Heroes are those people who
perform acts that are truly amazing, through bravery or simple
devotion. A true hero is selfless - a very different creature to 99
per cent of the celebrities I've come across. Yet 21st century
celebs are often heralded as heroes in these star-driven times. In
my experience, most celebrities are neither selfless nor heroic at
all - they're driven by their overblown egos. I believe a real
hero is driven by something else - the desire to serve.
And I think the heroes we choose to admire say a lot about us. Take my boyhood hero, footballer Johnny Haynes. He played for Fulham and captained England in the 1960s, and had tremendous vision and control. He dominated every game by creating openings for everyone else, so that others in the team could score goals and shine. I admired that as a boy, and I still do. As I've got older and more reflective, I like to think that is what I have tried to do for others - create openings, help them to shine.
You could argue, of course, that by creating and promoting these stars, I have played a part in our modern-day lauding of them. But our desire to make heroes out of celebrities was there a long time before I arrived on the scene. Wasn't Sinatra a hero to many? Yet he was as vulnerable and insecure as the rest of us. And in the early days of my career, I helped to promote a little-known band called The Beatles who were boys next door one day, gods the next. Because, even 50 years ago, the trend for worshipping celebrity was there.
As humans, we need to have someone to look up to. And the dawn of television during the 60s - and then video and the internet since then - has made it very easy to worship celebs, because they were suddenly so accessible.
And yet, the real, modern heroes that I meet aren't famous at all. They're the people that I come across through my charity work with Children's Hospices UK (CHUK), The Royal Marsden Hospital and the Rhys Daniels Trust - volunteers and families who care for others, even when there's nothing in it for them.

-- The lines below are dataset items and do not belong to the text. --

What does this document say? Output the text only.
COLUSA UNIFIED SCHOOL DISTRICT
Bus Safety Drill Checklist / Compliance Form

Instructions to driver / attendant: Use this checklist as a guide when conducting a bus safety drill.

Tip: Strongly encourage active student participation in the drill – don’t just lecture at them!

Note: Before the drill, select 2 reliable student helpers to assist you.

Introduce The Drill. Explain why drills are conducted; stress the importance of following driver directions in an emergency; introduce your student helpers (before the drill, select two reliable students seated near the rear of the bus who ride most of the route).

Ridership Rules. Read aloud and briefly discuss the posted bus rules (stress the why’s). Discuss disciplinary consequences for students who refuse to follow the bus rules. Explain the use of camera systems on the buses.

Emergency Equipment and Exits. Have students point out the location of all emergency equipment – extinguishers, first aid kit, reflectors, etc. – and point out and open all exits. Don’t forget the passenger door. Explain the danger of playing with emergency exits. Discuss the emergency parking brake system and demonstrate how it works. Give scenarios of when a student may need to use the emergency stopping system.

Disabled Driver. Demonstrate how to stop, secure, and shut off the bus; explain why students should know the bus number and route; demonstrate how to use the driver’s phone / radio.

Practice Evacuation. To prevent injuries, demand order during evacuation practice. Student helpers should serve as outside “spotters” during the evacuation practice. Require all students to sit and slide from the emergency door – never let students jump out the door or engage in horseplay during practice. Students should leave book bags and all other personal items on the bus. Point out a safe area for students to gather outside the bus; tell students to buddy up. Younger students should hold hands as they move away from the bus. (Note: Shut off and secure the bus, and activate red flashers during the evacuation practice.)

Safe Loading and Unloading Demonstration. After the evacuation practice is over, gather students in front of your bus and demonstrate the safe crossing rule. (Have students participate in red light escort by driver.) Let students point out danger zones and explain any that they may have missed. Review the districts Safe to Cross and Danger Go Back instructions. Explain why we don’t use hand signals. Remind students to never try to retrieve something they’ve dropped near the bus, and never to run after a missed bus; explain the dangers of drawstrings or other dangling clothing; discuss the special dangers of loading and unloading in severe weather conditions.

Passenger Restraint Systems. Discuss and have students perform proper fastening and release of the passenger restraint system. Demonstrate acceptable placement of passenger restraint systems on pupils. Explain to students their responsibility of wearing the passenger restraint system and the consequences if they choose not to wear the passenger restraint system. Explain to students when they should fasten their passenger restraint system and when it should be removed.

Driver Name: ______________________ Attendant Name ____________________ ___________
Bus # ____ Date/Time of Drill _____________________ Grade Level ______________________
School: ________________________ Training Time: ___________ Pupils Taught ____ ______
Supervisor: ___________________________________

These are ordinary people who do extraordinary things - like the lady I met at the Pride of Britain Awards who had turned her neighbourhood around. It had been a dangerous place in which to live, and was rife with drugs and knife crime. But she had organised the local kids into playing football instead, and even managed to get local gang leaders involved. She was threatened for her work and she put herself at terrible risk, yet she kept on going because she simply wanted to make things better in her area. And eventually it worked - the neighbourhood cleaned itself up and local crime rates fell dramatically. People like her - they're the true heroes.